MassHighway called for the flag ban a year ago, but backed off after the story was reported in The Eagle-Tribune and by other media. The state said it was a "miscommunication" and that secured flags like Sereigo-Wareing's would be allowed.
Sereigo-Wareing has a stack of letters and postcards he's received from soldiers and their families thanking him for the flags.
When Marine Cpl. David Vicente, 25, of Methuen died in Iraq in 2004, Sereigo-Wareing honored him with a display of flags, signs and a wreath on a Methuen overpass. When his parents, Orlando and Celeste Vicente, drove by, they pulled over on the highway to take pictures. Later, Sereigo-Wareing gave the items to the Vicentes.
"When they saw it, they were struck by it," Sereigo-Wareing said. "It's not just a flag on a bridge. The flag has meaning. It's to honor the troops. The sacrifice soldiers and their families pay is immense."
Stephen Zabierek drives every day on a bridge that Sereigo-Wareing has decorated in honor of his son, Andrew, who was killed in Iraq in 2004.
"The decorations enhance the bridge and Andrew's memory. It's a shame to take it down," said Zabierek of Chelmsford. The bridge overlooks I-495.
"It's a great tribute to him and a great honor," Zabierek said. "Maybe the state could come up with a policy to decorate bridges."
Linda Noone started decorating an overpass above Interstate 93 in Reading three years ago. Her daughter, Michelle Carter, is a Marine sergeant who will be going back for another tour in Iraq in March.
"It's just something for the men and women to see when they're coming and going," said Noone, a Lawrence native who now lives in Reading. "It's just letting them know someone cares. The effort behind it is love. It's nothing political behind it."

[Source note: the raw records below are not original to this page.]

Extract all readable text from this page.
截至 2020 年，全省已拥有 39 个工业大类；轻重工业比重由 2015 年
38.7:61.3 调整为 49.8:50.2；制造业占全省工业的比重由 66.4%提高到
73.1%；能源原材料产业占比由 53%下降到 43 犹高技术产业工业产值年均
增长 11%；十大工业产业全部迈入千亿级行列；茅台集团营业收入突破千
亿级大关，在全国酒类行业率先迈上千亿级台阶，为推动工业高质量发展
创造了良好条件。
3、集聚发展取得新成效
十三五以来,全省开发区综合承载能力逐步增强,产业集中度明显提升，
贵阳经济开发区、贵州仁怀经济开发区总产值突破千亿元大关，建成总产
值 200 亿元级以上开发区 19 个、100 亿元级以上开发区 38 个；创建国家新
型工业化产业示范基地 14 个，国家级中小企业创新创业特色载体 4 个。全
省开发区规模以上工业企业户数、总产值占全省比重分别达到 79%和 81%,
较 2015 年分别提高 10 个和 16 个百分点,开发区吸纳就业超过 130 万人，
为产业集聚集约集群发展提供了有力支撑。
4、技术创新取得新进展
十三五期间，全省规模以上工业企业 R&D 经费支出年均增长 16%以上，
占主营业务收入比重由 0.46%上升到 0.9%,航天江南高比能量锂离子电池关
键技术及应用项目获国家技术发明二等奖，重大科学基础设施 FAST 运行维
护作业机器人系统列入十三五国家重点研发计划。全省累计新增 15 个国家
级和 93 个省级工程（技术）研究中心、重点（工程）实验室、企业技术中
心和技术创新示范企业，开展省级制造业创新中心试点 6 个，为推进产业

Noone said she's not taking her display down willingly - it's too emotional, she said. The state said it did not have a planned timeline to enforce the ban, but in the next several weeks, the state will remove flags and anything else hanging over bridges and overpasses.
Sereigo-Wareing hopes the state follows through on its ideas to find other ways to honor troops on state roads.
"(The ban) is not going to stop patriotism. It's going to relocate it,"
We have to find another way to do it."
Staff writer Yadira Betances contributed to this story.